"I'm amazed by the food supplies some people take when they go caravanning or camping. Its as though Devon & Cornwall are devoid of food shops or restaurants."
Well, we heard that the locals call tourists "grockles" and its given an image of gum smacking locals waiting for a run of salmon to arrive. Hence everyone in the north brings their own food and just uses the toilets..
;-)
|
Well we heard that the locals call tourists "grockles" and its given an image of gum smacking locals waiting for a run of salmon to arrive. Hence everyone in the north brings their own food and just uses the toilets..
Devon folk call you grockels, cornish folk call you "emmetts"
|
|
AE, my Devonian bil calls them 'emroids' .....
|
|
Londoners used to call everyone who wasn't a Taff or a Jock carrot eaters or swede bashers. Alas, though, London has turned into a virtual-reality estuary and there aren't many Londoners left.
|
As a born n bred cockney Lud, you forgot Mick.
|
Jays I didn't at all. That's another counthry altogether.... would you want me to be listing all the Ahmeds and Bhupinders and Antonios and N'Graftas and so on till kingdom come?
Life would be too short so it would*.
*a touch of Ulster there too
Edited by Lud on 17/08/2009 at 16:21
|
|
I saw an English couple sitting outside a caravan in France in armchairs with a standard lamp between them.
|
Were they in white plastic chairs, in a layby?
If yes, probably the madam and minder looking after their girls!
Edited by pmh3 on 17/08/2009 at 17:07
|
|
|
I saw an English couple sitting outside a caravan in France in armchairs with a standard lamp between them.
We were once on a Dutch campsite with a very serious young German man pitched beside us, always dressed rather formally.
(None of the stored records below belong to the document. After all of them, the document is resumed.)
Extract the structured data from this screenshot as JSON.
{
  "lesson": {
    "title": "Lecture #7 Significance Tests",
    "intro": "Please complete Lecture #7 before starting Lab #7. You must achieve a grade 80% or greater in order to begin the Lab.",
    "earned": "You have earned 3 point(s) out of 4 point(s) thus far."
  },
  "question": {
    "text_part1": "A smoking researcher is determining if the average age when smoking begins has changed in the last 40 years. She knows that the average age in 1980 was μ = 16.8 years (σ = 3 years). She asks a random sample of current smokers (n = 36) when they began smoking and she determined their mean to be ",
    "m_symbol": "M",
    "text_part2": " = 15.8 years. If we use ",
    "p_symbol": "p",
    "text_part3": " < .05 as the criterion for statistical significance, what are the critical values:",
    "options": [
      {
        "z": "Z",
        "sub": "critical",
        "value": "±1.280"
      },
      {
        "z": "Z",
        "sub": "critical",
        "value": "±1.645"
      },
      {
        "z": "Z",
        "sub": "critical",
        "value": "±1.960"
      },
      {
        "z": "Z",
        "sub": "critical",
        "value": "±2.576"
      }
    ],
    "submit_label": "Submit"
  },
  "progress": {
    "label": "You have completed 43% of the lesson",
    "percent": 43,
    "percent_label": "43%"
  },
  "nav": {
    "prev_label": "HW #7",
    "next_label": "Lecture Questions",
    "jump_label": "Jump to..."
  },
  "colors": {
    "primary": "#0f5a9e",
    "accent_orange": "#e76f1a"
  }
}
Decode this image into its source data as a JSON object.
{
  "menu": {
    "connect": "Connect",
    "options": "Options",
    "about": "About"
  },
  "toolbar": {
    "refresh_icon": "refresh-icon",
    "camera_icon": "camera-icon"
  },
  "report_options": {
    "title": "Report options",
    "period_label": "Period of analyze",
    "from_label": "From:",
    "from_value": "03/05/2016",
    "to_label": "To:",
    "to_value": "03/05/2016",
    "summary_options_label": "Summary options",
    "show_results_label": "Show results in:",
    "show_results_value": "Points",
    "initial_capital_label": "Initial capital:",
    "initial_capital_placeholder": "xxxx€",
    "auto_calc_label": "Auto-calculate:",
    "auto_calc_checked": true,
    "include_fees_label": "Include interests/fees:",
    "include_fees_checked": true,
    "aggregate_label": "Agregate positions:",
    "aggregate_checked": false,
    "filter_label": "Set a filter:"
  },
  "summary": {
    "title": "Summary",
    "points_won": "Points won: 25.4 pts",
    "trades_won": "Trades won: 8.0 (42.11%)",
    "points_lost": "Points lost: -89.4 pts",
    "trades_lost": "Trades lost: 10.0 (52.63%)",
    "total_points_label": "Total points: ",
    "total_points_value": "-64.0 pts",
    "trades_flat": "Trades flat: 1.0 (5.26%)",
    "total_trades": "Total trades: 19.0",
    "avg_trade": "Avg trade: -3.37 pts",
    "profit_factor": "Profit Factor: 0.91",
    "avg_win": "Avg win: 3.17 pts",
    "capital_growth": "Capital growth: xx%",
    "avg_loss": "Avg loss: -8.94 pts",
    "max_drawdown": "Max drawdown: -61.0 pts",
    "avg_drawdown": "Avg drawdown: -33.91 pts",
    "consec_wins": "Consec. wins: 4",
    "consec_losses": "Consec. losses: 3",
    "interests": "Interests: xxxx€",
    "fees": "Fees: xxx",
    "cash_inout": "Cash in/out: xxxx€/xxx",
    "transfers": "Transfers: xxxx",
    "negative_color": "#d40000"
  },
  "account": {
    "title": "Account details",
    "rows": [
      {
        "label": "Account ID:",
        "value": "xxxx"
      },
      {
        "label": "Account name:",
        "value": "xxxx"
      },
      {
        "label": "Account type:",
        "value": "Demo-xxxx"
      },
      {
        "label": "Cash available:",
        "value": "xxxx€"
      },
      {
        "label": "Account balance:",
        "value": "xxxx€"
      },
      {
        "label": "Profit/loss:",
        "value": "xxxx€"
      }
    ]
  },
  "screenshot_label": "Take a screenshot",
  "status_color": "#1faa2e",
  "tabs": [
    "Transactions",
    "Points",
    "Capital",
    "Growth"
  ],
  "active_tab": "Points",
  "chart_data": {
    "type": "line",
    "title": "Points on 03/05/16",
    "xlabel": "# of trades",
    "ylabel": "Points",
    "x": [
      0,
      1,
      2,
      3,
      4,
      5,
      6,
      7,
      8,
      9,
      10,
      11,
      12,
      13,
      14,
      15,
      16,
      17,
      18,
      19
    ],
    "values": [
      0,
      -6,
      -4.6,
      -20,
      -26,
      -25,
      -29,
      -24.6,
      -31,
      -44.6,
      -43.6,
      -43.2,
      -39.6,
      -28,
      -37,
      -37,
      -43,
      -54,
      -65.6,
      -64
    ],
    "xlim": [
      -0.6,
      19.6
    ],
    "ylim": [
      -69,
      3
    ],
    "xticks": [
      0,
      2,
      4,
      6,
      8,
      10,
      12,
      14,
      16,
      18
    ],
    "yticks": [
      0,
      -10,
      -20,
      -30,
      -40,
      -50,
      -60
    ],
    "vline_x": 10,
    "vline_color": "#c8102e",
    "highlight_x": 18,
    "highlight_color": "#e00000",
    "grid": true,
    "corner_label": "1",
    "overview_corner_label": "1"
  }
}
Every evening he set up a little table, complete with tablecloth and bottle of wine and cooked himself a gourmet meal.
|
|
Nothing at all wrong with that - it what separates individuals form the crowd.
|
|
Yup, no sutch thing as "normal" just you and everyone else.
|
Nothing at all wrong with that - it what separates individuals form the crowd.
Standards have to be maintained. Style and class will always shine through even on a camp site
Edited by Altea Ego on 17/08/2009 at 17:34
|
I only do camping when I have to.
The best place for it is the Sahara (no mud unless you are exceptionally unlucky). As the guest of a guerilla movement once, at a big junket they were holding, I shared a tent with two friends, both black Africans resident in London. While we were there there was a quite serious sandstorm and several tents got blown away, but ours was all right. As the wind howled, three tentless refugees were brought to share our capacious tent. They were all German photographers, moaning miserably as they tried the zoom and focus on their hugely expensive cameras and listened to the sand grinding audibly inside them, even though they had been kept in sealed plastic bags.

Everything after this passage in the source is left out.